Game Dynamics and Equilibrium Computation in the Population Protocol Model

TL;DR

This paper explores how populations of agents playing repeated games evolve over time under local update rules, introducing a new equilibrium concept and analyzing the dynamics through high-dimensional Ehrenfest random walks.

Contribution

It introduces a novel distributional equilibrium concept and links population game dynamics to high-dimensional Ehrenfest walks, providing exact stationary distributions and convergence bounds.

Findings

Dynamics relate to high-dimensional Ehrenfest random walks.

Derived exact stationary distributions and mixing time bounds.

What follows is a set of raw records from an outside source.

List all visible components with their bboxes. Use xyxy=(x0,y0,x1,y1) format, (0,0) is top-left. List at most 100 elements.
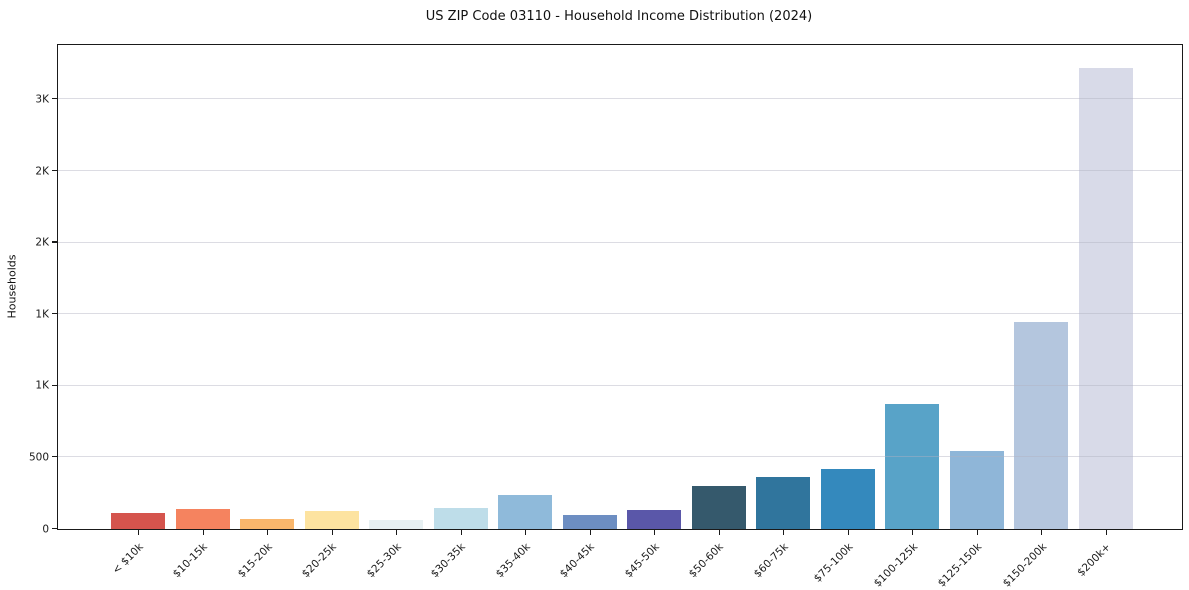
x-label-slot: $60-75k xyxy=(750,534,815,590)
x-tick-label: $75-100k xyxy=(811,541,856,585)
chart-title: US ZIP Code 03110 - Household Income Dis… xyxy=(425,9,813,24)
x-label-slot: $50-60k xyxy=(686,534,751,590)
y-tick-label: 2K xyxy=(35,236,49,249)
bar-$40-45k xyxy=(562,514,617,529)
x-tick-mark xyxy=(1105,530,1107,535)
x-label-slot: $45-50k xyxy=(621,534,686,590)
bars-group xyxy=(106,45,1138,529)
x-tick-mark xyxy=(976,530,978,535)
y-tick-mark xyxy=(52,456,57,458)
x-tick-label: $45-50k xyxy=(622,541,662,581)
x-tick-mark xyxy=(783,530,785,535)
bar-slot xyxy=(364,45,429,529)
x-tick-mark xyxy=(1041,530,1043,535)
bar-slot xyxy=(300,45,365,529)
bar-$100-125k xyxy=(885,404,940,529)
x-tick-label: $125-150k xyxy=(935,541,985,590)
x-label-slot: $125-150k xyxy=(936,534,1009,590)
y-tick-mark xyxy=(52,527,57,529)
y-tick-label: 2K xyxy=(35,164,49,177)
y-tick-mark xyxy=(52,241,57,243)
x-label-slot: $100-125k xyxy=(871,534,944,590)
bar-< $10k xyxy=(111,512,166,529)
y-tick-mark xyxy=(52,98,57,100)
bar-slot xyxy=(622,45,687,529)
x-tick-label: $200k+ xyxy=(1075,541,1114,579)
bar-$10-15k xyxy=(175,509,230,529)
x-tick-label: $15-20k xyxy=(235,541,275,581)
x-label-slot: < $10k xyxy=(105,534,170,590)
bar-$125-150k xyxy=(949,451,1004,529)
y-tick-mark xyxy=(52,384,57,386)
x-tick-mark xyxy=(847,530,849,535)
x-tick-mark xyxy=(267,530,269,535)
bar-$30-35k xyxy=(433,507,488,529)
bar-$60-75k xyxy=(756,477,811,529)
x-tick-label: $50-60k xyxy=(687,541,727,581)
bar-slot xyxy=(1009,45,1074,529)
x-tick-label: $100-125k xyxy=(871,541,920,590)
x-tick-label: $150-200k xyxy=(1000,541,1049,590)
x-tick-label: $30-35k xyxy=(429,541,469,581)
y-axis-label: Households xyxy=(5,254,19,319)
x-tick-label: $40-45k xyxy=(558,541,598,581)
bar-$25-30k xyxy=(369,520,424,529)
bar-$150-200k xyxy=(1014,322,1069,529)
bar-slot xyxy=(751,45,816,529)
x-label-slot: $75-100k xyxy=(811,534,880,590)
x-tick-mark xyxy=(912,530,914,535)
x-tick-mark xyxy=(718,530,720,535)
y-tick-mark xyxy=(52,169,57,171)
x-tick-mark xyxy=(654,530,656,535)
x-tick-label: $20-25k xyxy=(300,541,340,581)
bar-$45-50k xyxy=(627,510,682,529)
bar-slot xyxy=(171,45,236,529)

Showed convergence to approximate distributional equilibria.

Abstract

We initiate the study of game dynamics in the population protocol model: $n$ agents each maintain a current local strategy and interact in pairs uniformly at random. Upon each interaction, the agents play a two-person game and receive a payoff from an underlying utility function, and they can subsequently update their strategies according to a fixed local algorithm. In this setting, we ask how the distribution over agent strategies evolves over a sequence of interactions, and we introduce a new distributional equilibrium concept to quantify the quality of such distributions. As an initial example, we study a class of repeated prisoner's dilemma games, and we consider a family of simple local update algorithms that yield non-trivial dynamics over the distribution of agent strategies. We show that these dynamics are related to a new class of high-dimensional Ehrenfest random walks, and we derive exact characterizations of their stationary distributions, bounds on their mixing times, and prove their convergence to approximate distributional equilibria. Our results highlight trade-offs between the local state space of each agent, and the convergence rate and approximation factor of the underlying dynamics. Our approach opens the door towards the further characterization of equilibrium computation for other classes of games and dynamics in the population setting.